The cryptocurrency world continues to lack regulations that can help it function efficiently and this has been a hurdle not just for transacting in virtual currency but also when it comes to holding it. The United States Internal Revenue Service [IRS] recently announced that it was preparing to make another move towards taxing cryptocurrencies. However, the blurry regulations at the moment have left many users confused about the tax rules that are likely to be levied on staking.
Staking is a process through which a user receives digital currency in exchange for holding tokens for a period of time. As the cryptocurrency Ethereum moves towards a Proof of Stake [PoS] system, the need for clear guidelines arises as users are still confused about the treatment of staked coins. According to a six-year-old notice from the IRS, cryptocurrency was classified as a property and it clarified that the miner tokens are to be taxed as ordinary income when they are received.
However, the government has not clarified its stance on staked crypto and according to Wendy Walker, a Solutions Principal at software company Sovos Compliance LLC, noted there may be tax obligations for staking upon receipt of new crypto or during sale or exchange of these cryptos, but the users are not clear on the specifics.

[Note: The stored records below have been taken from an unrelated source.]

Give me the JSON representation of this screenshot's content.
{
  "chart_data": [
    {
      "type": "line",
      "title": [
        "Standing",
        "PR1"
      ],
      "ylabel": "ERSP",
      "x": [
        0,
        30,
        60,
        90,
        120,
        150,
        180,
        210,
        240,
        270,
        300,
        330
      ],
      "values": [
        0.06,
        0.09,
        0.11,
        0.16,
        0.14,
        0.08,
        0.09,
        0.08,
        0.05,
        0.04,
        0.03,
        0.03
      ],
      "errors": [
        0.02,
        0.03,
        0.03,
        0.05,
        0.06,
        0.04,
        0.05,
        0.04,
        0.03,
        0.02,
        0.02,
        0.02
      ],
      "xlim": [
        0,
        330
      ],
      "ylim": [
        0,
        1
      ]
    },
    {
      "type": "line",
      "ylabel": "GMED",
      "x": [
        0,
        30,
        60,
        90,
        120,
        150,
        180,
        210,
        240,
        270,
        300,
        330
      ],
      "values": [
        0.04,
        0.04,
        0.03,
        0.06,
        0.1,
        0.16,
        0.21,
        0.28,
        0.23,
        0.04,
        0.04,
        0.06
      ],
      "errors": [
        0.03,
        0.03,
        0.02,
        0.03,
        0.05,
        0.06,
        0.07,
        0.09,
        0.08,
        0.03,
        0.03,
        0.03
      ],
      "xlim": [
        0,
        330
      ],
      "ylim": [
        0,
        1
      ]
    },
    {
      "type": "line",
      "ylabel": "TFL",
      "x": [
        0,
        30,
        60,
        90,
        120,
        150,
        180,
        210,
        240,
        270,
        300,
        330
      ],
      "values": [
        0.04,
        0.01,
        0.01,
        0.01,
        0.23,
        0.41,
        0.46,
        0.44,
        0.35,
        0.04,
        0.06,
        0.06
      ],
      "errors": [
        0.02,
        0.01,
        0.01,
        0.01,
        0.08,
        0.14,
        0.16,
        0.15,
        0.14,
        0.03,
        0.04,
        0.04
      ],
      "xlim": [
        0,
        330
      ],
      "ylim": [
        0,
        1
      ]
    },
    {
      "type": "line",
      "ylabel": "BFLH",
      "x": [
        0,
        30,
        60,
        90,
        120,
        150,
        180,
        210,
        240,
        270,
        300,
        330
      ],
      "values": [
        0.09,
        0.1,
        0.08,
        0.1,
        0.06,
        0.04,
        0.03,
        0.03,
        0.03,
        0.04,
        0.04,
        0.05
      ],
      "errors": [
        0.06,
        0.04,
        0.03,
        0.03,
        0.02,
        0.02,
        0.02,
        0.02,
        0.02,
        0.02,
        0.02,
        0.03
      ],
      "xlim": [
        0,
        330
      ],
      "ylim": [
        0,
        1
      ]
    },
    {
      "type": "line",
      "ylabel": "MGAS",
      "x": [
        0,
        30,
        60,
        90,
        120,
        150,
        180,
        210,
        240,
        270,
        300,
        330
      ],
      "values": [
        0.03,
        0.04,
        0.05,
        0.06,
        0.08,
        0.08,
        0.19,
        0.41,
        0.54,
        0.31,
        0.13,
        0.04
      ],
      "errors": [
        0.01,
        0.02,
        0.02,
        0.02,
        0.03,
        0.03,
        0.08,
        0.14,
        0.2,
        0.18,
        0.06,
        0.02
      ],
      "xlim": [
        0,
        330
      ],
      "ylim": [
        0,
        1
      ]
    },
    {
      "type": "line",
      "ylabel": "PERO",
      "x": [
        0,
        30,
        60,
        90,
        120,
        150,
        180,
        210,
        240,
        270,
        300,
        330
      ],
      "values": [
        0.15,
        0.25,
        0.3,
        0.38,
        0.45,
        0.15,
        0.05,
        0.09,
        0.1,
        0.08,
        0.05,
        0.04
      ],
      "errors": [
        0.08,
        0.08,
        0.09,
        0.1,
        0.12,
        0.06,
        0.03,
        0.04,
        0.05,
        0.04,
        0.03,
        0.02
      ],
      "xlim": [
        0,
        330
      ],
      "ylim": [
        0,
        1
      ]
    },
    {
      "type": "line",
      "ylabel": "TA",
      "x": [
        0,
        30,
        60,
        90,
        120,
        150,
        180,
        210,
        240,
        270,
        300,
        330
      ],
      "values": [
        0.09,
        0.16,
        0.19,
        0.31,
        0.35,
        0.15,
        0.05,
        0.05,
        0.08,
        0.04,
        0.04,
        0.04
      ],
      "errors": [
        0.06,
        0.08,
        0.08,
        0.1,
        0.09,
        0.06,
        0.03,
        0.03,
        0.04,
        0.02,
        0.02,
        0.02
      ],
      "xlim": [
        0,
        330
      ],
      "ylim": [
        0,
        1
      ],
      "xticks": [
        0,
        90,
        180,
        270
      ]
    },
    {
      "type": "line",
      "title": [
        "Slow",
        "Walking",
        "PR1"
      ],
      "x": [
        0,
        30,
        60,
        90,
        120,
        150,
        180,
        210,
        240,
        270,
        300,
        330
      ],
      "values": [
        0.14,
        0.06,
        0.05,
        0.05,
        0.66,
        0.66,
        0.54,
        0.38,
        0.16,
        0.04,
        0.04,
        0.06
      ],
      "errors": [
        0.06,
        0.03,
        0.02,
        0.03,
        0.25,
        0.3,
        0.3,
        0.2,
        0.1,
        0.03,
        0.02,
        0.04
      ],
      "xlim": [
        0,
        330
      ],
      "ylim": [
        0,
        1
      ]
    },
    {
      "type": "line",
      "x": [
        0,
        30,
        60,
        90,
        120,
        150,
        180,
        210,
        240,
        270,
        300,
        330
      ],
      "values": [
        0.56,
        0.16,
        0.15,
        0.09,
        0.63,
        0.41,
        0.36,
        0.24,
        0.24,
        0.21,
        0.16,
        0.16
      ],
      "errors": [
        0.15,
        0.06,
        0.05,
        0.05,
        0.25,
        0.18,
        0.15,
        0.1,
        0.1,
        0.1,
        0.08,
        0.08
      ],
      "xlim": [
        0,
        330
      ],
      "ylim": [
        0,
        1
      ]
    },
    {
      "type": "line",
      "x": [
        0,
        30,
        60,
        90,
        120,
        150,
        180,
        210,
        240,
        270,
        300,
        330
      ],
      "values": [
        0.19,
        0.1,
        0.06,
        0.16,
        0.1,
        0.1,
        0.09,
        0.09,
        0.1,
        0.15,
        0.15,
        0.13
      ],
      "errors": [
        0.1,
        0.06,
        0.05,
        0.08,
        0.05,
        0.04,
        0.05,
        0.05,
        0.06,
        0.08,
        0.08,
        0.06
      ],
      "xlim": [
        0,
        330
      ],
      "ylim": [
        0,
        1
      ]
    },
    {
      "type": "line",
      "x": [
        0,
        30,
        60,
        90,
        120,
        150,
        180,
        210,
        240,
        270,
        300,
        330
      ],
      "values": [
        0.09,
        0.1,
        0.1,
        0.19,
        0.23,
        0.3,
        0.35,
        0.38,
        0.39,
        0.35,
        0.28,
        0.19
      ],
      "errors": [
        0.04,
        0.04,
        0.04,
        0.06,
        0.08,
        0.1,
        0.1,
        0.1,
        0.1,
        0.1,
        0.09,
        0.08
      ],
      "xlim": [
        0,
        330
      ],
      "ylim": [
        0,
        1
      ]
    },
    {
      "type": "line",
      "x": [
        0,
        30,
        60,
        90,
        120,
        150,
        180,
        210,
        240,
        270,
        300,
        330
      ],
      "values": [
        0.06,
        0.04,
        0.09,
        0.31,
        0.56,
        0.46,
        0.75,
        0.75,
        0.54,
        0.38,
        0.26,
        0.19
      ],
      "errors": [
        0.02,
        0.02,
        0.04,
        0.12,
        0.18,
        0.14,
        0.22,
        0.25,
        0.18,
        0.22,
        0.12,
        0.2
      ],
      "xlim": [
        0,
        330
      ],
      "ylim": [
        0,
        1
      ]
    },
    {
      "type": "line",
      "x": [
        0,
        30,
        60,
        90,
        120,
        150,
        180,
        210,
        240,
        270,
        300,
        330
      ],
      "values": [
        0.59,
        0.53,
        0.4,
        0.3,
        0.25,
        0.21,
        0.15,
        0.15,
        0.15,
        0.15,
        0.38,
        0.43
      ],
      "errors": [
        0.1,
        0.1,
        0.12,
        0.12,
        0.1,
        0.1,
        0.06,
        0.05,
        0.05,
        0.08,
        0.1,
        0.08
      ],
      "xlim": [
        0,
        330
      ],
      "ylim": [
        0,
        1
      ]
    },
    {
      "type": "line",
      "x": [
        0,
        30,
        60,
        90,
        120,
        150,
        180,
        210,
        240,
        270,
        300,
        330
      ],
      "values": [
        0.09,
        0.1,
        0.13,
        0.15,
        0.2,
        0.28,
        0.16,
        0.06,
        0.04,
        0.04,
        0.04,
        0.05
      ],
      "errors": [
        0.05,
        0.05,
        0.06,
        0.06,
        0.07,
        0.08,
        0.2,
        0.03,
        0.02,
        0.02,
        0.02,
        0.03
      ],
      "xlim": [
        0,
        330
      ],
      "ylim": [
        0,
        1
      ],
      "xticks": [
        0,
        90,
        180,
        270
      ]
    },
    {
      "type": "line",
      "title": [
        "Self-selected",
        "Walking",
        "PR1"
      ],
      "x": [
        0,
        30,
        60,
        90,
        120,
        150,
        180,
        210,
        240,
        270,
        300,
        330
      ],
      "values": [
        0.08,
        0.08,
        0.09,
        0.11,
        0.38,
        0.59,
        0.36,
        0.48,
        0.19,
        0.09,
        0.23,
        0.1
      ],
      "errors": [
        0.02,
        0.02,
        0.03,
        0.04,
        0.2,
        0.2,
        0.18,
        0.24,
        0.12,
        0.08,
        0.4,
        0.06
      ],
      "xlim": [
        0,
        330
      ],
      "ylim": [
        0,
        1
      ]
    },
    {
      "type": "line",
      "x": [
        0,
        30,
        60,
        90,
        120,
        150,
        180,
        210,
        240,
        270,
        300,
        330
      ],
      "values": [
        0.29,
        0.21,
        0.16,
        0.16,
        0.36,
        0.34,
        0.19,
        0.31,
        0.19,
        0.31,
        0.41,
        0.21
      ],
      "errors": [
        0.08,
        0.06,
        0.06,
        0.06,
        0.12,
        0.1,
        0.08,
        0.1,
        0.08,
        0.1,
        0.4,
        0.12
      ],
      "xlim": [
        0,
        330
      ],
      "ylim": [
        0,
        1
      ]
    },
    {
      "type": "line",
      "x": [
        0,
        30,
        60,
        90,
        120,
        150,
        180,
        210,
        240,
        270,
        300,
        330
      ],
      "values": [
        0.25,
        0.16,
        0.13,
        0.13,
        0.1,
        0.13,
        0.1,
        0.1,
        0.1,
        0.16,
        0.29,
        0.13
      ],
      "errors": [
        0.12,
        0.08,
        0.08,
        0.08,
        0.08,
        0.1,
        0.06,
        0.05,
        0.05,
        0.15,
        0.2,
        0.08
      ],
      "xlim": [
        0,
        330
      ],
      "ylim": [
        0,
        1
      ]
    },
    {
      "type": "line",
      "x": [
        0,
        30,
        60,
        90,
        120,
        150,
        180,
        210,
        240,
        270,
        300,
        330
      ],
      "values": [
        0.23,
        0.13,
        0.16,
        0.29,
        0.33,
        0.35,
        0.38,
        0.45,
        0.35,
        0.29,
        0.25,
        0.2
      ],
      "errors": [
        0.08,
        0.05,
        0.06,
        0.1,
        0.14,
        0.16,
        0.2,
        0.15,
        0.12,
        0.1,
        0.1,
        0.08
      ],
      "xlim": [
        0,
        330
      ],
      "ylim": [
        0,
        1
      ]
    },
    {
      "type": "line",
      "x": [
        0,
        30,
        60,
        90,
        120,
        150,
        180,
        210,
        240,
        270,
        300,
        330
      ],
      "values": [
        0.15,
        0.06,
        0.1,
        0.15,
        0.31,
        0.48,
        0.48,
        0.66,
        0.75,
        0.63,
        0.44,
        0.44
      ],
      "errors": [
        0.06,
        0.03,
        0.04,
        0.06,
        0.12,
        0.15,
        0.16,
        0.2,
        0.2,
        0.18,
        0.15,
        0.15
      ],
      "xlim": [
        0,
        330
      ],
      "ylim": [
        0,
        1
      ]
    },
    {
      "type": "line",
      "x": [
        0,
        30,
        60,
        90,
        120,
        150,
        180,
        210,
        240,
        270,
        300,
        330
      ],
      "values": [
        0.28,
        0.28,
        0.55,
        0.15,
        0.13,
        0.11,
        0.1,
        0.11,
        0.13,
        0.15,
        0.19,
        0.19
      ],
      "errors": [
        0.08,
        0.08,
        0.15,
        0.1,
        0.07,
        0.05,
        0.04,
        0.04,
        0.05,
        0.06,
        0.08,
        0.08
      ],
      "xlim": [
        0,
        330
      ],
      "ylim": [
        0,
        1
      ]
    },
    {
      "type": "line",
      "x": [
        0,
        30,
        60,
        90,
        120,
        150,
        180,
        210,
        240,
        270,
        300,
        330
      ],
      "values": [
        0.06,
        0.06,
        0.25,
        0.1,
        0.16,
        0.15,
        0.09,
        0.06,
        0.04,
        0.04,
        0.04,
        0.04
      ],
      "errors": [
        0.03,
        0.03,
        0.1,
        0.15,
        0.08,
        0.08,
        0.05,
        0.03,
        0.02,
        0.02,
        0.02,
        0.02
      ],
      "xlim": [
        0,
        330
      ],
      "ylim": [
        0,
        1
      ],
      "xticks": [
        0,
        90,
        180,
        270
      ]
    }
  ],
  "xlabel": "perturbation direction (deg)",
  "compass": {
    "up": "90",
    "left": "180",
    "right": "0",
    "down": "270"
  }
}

“If I hold my assets with you in your exchange and you give me additional property in exchange for that, when is that taxable? This is an example of a reporting issue where a taxpayer has to make a decision about how to treat the transaction and [must] report it for tax purposes without having any guidance.”
As staking is not discussed in the Notice 2014-21 nor in the updated October guidance from the IRS, the taxpayers have been witnessed to take a more aggressive approach. The users have been reporting staking rewards only when the asset has been disposed of, to report capital gains. In 2018, the American Institute of Certified Public Accountants asked the IRS to clarify that cryptocurrency received from staking should be treated as ordinary income, the same way coins from mining are treated. In the letter, the AICPA said to the IRS that any act of participation to secure currency in exchange for expecting a cryptocurrency reward should be treated as ordinary income and any expenses related to staking should be allowed to be deducted as ordinary expenses.
Nonetheless, it has been difficult to identify new wealth when it comes to staking. If a person received a new coin from staking, then that person has new wealth that should be treated as ordinary gross income as per the IRS. A report based on this confusion around staking noted:
“If cryptocurrency received from staking is treated as ordinary income, holders still don’t know whether to report the cryptocurrency as rental income or other income on Form 1099-MISC”
Even though both categories are treated as ordinary income, deductions and exceptions for rental income are not the same as those for “other income.” Thus, under such confusing rules around taxing the crypto incomes, the IRS may have to clarify its guidelines by including the tax on staking cryptos.